Ex-death row inmate seeks DNA testing in 23-year-old case
By Virginia Lawyers Weekly
Published: December 16, 2002
NORFOLK—A former death row inmate has asked the state to search for any biological evidence that remains from the 1979 slayings of a woman and her teenage daughter so he can seek DNA testing.
Joe Giarratano’s request to a Norfolk Circuit Court judge comes as momentum continues to build for Virginia to relax its toughest-in-the-nation deadline for convicted felons to present new evidence of innocence.
Virginia had long barred courts from considering any new evidence more than 21 days after sentencing. But a 2001 law gave inmates the right to ask for DNA tests, and Virginia voters last month approved a constitutional amendment that allows felons to present that scientific evidence to the Supreme Court of Virginia to seek a “writ of actual innocence.”
Virginia’s Judicial Council, a group of judges, legislators and lawyers, is scheduled to meet Monday to consider whether the state Supreme Court should expand that rule to allow felons to seek a new trial if they come up with new, nonscientific evidence, such as fingerprints, ballistics, new witnesses or recanted testimony, that could help their defense. The council will make a recommendation to the court.
The proposed rule would require that new evidence hadn’t been available at trial and that, had it been, it could have materially changed the case’s outcome. The inmate would have to inform the court “within a reasonable time after the discovery of the evidence.”
Justices considered a similar change is 2000 but declined to take action because the Legislature was studying the issue.
DNA testing was not widely used in 1979 and Giarratano was convicted based largely on his statements to authorities.
“Finding that evidence is often the toughest part,” Christopher Amolsch, one of Giarratano’s attorneys, told The Washington Post. “It’s a long shot because nobody knows if the stuff is around or if it’s even testable.”

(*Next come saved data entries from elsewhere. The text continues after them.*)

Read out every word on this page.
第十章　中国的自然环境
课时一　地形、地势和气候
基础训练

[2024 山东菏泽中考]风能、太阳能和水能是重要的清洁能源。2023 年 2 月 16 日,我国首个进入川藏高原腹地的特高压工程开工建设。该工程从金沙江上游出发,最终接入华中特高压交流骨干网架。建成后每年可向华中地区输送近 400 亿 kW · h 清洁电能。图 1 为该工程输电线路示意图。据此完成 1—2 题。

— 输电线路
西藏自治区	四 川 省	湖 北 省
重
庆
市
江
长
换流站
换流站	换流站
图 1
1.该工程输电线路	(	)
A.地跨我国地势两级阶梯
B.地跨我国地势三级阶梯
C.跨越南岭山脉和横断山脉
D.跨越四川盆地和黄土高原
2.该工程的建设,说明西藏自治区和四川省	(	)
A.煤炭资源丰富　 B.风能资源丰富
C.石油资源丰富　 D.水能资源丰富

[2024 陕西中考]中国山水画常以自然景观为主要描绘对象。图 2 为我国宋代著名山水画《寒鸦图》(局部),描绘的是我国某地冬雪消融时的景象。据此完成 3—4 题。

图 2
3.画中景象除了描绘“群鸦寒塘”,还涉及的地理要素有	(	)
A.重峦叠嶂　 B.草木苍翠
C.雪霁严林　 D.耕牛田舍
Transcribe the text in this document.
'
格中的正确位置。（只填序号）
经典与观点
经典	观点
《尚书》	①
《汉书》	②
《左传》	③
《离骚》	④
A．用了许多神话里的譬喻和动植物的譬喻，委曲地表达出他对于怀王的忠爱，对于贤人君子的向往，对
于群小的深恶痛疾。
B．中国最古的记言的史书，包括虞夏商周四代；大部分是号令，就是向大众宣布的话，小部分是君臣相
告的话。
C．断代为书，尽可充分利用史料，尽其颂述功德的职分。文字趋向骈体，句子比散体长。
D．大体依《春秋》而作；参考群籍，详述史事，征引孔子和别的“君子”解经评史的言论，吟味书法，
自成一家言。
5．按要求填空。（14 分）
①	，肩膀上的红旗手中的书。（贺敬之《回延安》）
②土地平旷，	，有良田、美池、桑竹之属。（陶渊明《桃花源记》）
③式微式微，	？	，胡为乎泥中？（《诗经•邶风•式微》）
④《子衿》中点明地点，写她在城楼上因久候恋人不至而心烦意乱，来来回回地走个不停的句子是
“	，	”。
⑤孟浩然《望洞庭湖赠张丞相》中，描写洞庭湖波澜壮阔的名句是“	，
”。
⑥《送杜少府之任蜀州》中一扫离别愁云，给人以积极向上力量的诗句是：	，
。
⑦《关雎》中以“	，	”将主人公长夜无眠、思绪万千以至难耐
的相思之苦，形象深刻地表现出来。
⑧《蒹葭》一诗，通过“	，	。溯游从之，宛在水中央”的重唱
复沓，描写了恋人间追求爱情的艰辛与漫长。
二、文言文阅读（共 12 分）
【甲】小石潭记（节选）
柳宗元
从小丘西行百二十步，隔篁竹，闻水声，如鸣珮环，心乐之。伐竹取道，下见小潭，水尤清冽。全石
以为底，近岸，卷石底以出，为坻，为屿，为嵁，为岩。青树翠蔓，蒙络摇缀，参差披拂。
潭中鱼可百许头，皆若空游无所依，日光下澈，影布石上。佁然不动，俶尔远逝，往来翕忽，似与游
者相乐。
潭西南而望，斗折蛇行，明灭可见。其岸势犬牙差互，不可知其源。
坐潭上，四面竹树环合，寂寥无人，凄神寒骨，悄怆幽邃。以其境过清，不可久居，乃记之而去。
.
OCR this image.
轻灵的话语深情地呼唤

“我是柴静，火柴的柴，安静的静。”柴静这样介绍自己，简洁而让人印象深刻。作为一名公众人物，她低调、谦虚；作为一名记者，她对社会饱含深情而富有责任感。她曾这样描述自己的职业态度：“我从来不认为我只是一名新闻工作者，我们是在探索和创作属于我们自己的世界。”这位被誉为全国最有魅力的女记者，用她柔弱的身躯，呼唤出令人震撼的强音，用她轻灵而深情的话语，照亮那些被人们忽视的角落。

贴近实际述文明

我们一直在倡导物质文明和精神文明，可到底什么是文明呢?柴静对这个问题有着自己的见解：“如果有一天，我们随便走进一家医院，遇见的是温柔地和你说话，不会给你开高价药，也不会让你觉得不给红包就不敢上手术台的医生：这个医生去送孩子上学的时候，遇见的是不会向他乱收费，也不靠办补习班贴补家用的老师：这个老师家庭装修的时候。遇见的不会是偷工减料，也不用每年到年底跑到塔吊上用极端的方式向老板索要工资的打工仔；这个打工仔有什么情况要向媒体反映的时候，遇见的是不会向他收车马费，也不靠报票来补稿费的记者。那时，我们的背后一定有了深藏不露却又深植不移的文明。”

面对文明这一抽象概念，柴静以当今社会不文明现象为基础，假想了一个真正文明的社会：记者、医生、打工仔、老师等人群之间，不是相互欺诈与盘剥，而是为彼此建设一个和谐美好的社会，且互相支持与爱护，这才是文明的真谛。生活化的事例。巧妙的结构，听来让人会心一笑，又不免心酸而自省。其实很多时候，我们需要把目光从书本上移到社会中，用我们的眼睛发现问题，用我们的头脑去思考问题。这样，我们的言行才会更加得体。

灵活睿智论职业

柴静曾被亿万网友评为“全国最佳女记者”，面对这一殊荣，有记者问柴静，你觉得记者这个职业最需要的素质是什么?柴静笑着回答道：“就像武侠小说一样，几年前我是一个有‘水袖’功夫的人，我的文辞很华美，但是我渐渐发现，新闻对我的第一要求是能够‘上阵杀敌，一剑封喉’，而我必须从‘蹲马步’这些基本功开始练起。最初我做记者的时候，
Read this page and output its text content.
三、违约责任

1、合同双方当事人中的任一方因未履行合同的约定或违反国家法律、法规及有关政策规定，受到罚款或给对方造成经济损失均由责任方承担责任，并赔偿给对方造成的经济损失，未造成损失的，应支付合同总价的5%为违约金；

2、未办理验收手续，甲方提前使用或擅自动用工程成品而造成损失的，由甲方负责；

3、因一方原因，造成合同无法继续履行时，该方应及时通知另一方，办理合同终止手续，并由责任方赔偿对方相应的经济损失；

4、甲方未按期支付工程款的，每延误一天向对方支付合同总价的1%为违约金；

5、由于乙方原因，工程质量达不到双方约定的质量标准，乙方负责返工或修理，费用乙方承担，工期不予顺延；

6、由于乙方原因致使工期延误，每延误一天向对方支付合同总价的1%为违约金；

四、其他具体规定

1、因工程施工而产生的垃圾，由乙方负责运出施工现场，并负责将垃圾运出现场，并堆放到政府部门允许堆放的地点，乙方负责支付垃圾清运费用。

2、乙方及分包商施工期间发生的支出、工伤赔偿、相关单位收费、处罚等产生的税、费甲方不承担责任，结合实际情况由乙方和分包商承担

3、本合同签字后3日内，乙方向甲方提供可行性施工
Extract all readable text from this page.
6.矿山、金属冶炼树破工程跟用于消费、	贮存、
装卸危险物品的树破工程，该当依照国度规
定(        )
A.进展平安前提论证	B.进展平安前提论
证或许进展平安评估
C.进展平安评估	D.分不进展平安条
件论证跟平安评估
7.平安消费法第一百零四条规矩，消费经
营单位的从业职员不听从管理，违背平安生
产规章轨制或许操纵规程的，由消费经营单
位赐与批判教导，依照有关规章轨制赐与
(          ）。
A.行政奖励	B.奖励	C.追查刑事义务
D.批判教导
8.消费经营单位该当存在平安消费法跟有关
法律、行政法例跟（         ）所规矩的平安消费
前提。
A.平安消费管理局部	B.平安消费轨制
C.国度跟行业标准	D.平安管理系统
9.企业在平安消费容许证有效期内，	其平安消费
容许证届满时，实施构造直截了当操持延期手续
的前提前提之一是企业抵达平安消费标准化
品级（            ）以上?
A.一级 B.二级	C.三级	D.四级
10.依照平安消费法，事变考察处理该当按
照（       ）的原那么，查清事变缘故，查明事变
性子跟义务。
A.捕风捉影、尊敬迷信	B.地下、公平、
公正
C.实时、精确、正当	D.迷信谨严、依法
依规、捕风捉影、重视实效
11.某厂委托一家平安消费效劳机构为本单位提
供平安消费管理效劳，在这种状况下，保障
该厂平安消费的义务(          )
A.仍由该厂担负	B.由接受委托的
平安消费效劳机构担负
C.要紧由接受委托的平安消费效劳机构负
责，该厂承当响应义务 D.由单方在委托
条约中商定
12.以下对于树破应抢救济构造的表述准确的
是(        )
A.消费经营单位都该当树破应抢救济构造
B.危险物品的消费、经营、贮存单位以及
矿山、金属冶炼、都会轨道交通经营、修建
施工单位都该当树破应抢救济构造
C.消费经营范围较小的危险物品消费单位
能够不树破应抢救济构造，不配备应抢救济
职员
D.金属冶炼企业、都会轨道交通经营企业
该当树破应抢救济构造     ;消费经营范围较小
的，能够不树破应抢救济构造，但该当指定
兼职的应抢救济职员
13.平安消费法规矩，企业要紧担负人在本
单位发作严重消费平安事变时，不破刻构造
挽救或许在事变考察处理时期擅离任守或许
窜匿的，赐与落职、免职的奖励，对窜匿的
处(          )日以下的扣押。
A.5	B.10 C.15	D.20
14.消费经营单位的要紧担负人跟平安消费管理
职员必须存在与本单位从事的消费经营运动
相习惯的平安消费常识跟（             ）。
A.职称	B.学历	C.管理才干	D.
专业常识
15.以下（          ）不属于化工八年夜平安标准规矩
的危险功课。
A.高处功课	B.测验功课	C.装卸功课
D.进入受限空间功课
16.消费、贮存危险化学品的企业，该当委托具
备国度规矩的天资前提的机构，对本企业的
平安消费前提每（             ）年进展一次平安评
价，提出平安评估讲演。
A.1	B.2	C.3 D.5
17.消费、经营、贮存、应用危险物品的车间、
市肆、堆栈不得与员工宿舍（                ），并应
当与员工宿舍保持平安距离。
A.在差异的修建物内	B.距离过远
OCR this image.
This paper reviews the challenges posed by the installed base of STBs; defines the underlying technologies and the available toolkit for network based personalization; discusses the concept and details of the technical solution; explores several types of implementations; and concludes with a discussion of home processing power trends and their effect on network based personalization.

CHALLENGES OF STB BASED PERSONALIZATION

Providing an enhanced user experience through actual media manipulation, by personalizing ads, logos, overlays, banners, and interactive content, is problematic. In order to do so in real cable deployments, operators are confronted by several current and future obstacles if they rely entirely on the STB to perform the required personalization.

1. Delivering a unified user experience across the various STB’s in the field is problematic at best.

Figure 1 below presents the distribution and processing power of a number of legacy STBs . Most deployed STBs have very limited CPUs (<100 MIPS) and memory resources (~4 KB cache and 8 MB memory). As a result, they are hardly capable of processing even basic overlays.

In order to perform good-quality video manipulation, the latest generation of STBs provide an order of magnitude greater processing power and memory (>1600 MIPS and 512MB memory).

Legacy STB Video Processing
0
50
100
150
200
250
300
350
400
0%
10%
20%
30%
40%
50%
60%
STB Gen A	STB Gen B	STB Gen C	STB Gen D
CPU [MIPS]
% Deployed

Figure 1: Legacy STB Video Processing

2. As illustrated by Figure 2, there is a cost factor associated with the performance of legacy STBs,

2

Giarratano has said he awoke Feb. 4, 1979, to find his two roommates dead in their Norfolk apartment. Barbara Kline, 44, had been stabbed and was lying in a pool of blood in the bathroom. Her daughter, Michelle, 15, was in her room on the bed and had been beaten, strangled and possibly raped.
Two days later, Giarratano, then a 21-year-old scallop boat worker, was arrested in Jacksonville, Fla., after surrendering to police. Giarratano confessed to the killings and, after a half-day trial in 1997, he was convicted of capital murder.
Giarratano later recanted, saying he assumed he was guilty when he awoke in a drug-induced stupor to find the bodies of his roommates. In 1991, then-Gov. L. Douglas Wilder granted Giarratano a conditional pardon that allowed him to escape the electric chair.
Giarratano’s attorneys have asked the state to search for evidence, including blood samples, swabs taken from Michelle Kline’s body and any hairs that were collected at the apartment. If any evidence has been preserved, Giarratano’s attorneys will seek to have DNA testing done on it.